Sam, you talk non-stop, it is your favorite sport. You roll words on your tongue and at times, pelt me with them. You are quite capable of making a deal. I know that when I tell you to stay close to the house where I can see you, you will (grudgingly) do it. You will parry and counter-offer, but so what. We are communicating and I know you’ll stay near, stay safe.

John, for so so long, a wide open space has seemed to mean the freedom to run away from me. Or perhaps it was simply your running to something — the sound of the wind, your face upturned to the sky, squinting at the sun. Whether a parking lot or a field, you were off, oblivious to danger. And there I was, sprinting behind you, scared and trying to stop you. Knowing that I had to catch you, while panic chased me. I have never felt that you were safe if your hand was not tightly clasped in mine.

Today was so sudden, you escaped together. We pulled into the drive with a car full of groceries and after getting out, my arms full of bags, you took off. Together you took off up the yard laughing. I yelled, “Sam!” and of course you ignored me. John, you soon disappeared around the garden and behind a tree. I dropped the bags and started after you, a tight knot forming in my chest. I yelled again, “Sam! Help me find your brother!” and you were great, you did, I think sensing my urgency.

There you were, John, up at the garden, going around the perimeter studying the beautiful lines of its fence. I saw the pure joy on your face as you squinted and flapped. You did not take off down the driveway and down the street where I imagined you would.
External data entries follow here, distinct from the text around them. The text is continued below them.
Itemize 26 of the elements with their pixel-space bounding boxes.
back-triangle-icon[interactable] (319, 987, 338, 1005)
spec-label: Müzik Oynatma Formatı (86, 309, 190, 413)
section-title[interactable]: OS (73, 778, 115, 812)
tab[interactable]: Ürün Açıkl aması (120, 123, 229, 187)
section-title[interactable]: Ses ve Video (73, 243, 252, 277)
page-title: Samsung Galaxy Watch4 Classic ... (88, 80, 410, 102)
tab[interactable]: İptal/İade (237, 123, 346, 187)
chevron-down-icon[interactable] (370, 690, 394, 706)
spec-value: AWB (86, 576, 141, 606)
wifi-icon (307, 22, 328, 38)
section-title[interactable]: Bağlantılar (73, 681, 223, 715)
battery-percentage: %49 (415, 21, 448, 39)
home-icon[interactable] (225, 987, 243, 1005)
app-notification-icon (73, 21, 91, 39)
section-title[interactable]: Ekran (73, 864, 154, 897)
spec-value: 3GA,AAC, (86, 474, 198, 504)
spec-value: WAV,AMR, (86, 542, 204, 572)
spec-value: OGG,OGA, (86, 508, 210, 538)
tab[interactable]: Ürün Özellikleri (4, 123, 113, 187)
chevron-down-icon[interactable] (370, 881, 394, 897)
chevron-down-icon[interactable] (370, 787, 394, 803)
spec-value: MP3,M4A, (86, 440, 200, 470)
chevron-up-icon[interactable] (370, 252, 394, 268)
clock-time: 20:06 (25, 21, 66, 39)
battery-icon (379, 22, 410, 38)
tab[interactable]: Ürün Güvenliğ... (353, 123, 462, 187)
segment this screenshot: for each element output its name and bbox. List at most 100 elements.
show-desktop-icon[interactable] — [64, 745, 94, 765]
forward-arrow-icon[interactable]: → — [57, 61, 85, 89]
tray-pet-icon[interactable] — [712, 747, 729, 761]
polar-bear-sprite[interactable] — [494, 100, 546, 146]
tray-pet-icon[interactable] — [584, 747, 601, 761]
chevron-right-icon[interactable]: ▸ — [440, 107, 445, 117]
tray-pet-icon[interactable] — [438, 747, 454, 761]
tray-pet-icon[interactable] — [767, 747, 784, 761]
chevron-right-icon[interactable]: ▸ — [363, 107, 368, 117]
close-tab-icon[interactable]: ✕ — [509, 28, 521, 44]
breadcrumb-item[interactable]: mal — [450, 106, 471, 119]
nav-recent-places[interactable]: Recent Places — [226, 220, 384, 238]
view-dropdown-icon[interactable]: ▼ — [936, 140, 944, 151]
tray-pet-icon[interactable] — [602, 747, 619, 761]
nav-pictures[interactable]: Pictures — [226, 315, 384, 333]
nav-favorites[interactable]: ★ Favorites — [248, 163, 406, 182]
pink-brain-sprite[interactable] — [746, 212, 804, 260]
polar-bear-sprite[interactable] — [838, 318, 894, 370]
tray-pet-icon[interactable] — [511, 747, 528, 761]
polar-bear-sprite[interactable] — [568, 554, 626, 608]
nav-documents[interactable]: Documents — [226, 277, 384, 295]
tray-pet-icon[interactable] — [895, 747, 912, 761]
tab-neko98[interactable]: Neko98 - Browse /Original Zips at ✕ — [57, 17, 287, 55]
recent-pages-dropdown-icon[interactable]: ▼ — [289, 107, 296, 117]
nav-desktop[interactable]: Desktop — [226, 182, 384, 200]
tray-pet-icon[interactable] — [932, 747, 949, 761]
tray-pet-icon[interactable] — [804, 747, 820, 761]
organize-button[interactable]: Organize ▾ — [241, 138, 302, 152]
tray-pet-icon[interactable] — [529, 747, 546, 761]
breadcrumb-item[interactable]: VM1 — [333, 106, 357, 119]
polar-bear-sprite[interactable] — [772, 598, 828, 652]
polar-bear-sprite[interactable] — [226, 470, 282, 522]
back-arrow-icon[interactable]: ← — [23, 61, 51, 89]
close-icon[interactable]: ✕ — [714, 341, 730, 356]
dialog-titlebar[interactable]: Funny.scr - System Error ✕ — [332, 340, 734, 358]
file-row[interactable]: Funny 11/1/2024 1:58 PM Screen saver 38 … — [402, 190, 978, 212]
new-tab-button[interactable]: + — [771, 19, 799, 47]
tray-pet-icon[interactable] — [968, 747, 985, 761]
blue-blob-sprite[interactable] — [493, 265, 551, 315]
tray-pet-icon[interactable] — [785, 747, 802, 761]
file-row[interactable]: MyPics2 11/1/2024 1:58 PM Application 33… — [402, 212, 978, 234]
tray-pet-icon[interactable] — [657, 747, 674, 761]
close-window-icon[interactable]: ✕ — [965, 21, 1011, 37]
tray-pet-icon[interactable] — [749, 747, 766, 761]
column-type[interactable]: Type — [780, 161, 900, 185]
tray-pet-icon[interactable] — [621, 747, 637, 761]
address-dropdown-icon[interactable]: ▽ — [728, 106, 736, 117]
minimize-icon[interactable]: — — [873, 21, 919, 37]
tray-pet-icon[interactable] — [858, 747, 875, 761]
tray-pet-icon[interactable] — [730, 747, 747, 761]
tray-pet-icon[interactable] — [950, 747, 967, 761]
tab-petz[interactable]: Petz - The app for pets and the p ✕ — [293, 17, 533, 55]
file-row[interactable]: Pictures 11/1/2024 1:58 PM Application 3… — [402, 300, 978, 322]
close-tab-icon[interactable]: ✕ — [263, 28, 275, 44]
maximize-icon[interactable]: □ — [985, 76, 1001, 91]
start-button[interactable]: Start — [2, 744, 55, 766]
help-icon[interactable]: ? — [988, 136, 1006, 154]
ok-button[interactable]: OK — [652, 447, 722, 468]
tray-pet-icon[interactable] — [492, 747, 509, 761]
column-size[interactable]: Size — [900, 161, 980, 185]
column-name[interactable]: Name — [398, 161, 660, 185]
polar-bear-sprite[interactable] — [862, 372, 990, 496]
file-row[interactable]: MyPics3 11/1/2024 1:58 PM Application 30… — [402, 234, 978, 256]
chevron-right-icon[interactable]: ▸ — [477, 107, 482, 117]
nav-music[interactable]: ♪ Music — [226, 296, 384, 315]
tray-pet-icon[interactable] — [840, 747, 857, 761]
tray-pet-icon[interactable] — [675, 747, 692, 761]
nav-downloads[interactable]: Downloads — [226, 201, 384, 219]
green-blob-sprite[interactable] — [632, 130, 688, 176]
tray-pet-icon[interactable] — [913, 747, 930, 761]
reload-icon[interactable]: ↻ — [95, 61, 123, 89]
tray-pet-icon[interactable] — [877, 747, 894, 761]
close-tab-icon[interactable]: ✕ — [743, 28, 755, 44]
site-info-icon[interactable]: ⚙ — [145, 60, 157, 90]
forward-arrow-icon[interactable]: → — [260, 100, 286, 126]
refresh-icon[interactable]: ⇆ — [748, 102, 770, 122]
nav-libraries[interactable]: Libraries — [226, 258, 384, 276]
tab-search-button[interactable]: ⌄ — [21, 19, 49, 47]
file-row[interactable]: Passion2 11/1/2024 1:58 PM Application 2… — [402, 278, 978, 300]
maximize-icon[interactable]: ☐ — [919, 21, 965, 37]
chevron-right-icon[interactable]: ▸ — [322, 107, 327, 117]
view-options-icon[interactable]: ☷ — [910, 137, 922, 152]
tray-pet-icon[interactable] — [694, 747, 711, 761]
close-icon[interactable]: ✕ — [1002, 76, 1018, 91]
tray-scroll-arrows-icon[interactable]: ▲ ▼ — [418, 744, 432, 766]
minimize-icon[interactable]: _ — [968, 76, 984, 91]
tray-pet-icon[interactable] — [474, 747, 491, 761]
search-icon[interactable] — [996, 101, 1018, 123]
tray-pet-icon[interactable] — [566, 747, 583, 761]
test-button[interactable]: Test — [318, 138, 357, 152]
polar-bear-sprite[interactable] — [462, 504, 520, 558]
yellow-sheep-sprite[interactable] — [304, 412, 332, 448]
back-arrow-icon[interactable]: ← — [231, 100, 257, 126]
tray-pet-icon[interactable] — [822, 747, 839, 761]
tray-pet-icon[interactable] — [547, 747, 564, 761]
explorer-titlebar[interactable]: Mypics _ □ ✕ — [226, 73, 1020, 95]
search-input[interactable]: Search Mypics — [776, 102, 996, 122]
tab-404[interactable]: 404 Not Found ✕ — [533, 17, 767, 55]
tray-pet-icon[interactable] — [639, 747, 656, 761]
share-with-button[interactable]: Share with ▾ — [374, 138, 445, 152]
I guess that’s when I started to breathe again myself, hot and sweaty from the effort but so relieved that you were still here.

I wish that you could parry with me like your brother, that I could know that you understand. But I think I’m beginning to see that you do, even if just a little bit. I’m afraid, though, that I will still always reach for your hands. My gorgeous, gorgeous boys — I love you enough to start letting go. And I realized this today, the day you turned five.